Injured woman cannot collect underinsured motorist benefits from her insurer
Catherine Anton sued National Union Fire Insurance Company, arguing that she was entitled to collect $300,000.00 in underinsured motorist coverage (UIM) from the insurer of her GM-owned car.
She was badly hurt when the car was broad-sided by another car in a Michigan accident. The car was provided to her husband, a GM executive, by his employer and was insured under a multi-state policy covering numerous vehicles.
In an attempt to write a single policy that would be applicable in various states with contradictory legal requirements, the policy utilized various codes and symbols to denote coverage. The Antons claimed that when these coverages were analyzed, they provided UIM coverage: their argument was buttressed by the fact that the policy expressly excluded this coverage only for the State of Ohio.
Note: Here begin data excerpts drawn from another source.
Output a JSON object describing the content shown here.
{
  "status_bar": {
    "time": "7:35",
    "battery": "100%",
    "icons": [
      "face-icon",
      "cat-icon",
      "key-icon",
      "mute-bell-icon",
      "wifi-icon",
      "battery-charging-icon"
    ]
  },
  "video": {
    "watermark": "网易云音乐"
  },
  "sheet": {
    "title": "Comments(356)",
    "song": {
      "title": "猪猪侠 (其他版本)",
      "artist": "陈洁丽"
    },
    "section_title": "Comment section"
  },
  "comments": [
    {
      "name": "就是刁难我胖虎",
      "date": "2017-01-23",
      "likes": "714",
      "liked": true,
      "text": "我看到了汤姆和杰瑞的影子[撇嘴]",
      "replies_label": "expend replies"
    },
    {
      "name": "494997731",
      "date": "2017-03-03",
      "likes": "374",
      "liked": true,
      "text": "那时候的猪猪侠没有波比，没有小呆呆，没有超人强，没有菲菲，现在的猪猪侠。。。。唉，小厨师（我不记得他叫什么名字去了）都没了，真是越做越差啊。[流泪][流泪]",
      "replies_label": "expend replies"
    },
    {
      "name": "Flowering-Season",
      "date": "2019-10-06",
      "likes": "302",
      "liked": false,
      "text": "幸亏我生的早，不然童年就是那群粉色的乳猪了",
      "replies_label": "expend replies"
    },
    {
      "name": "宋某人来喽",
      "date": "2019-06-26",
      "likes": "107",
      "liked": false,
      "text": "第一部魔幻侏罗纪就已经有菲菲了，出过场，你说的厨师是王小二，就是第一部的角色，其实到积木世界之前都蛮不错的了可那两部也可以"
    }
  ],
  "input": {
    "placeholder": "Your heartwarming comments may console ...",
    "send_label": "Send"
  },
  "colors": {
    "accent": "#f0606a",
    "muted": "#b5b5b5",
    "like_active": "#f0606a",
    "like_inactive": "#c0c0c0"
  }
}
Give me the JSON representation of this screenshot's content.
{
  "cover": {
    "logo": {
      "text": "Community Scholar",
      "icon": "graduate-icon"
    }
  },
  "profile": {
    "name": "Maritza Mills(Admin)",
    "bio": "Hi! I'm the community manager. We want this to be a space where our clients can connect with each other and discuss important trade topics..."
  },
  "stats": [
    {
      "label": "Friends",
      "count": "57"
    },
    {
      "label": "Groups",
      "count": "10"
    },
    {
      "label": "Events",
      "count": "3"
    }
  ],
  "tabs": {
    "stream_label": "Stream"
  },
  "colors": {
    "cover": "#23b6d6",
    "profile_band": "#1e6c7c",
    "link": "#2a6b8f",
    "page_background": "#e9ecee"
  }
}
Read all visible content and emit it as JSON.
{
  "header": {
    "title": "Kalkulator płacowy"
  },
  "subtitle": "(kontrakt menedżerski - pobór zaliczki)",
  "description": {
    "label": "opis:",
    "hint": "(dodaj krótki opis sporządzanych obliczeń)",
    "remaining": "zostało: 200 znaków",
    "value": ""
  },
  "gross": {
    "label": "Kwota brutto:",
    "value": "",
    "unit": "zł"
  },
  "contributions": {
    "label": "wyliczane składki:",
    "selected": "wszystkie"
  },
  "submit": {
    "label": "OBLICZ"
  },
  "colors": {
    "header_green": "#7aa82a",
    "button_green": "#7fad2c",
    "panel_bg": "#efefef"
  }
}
Judge Richard Suhrheinrich, a long-time Michigan insurance defense attorney and one of the most anti-consumer jurists on the Sixth Circuit, wrote an opinion denying the Antons' claim for UIM benefits. Suhrheinrich managed to conclude--after 10 pages of explanation--that there was no ambiguity in the complicated policy and that it clearly excluded coverage for UIM benefits in Michigan (even though it purported not to include Michigan PIP benefits--but under the law does, in fact, provide them).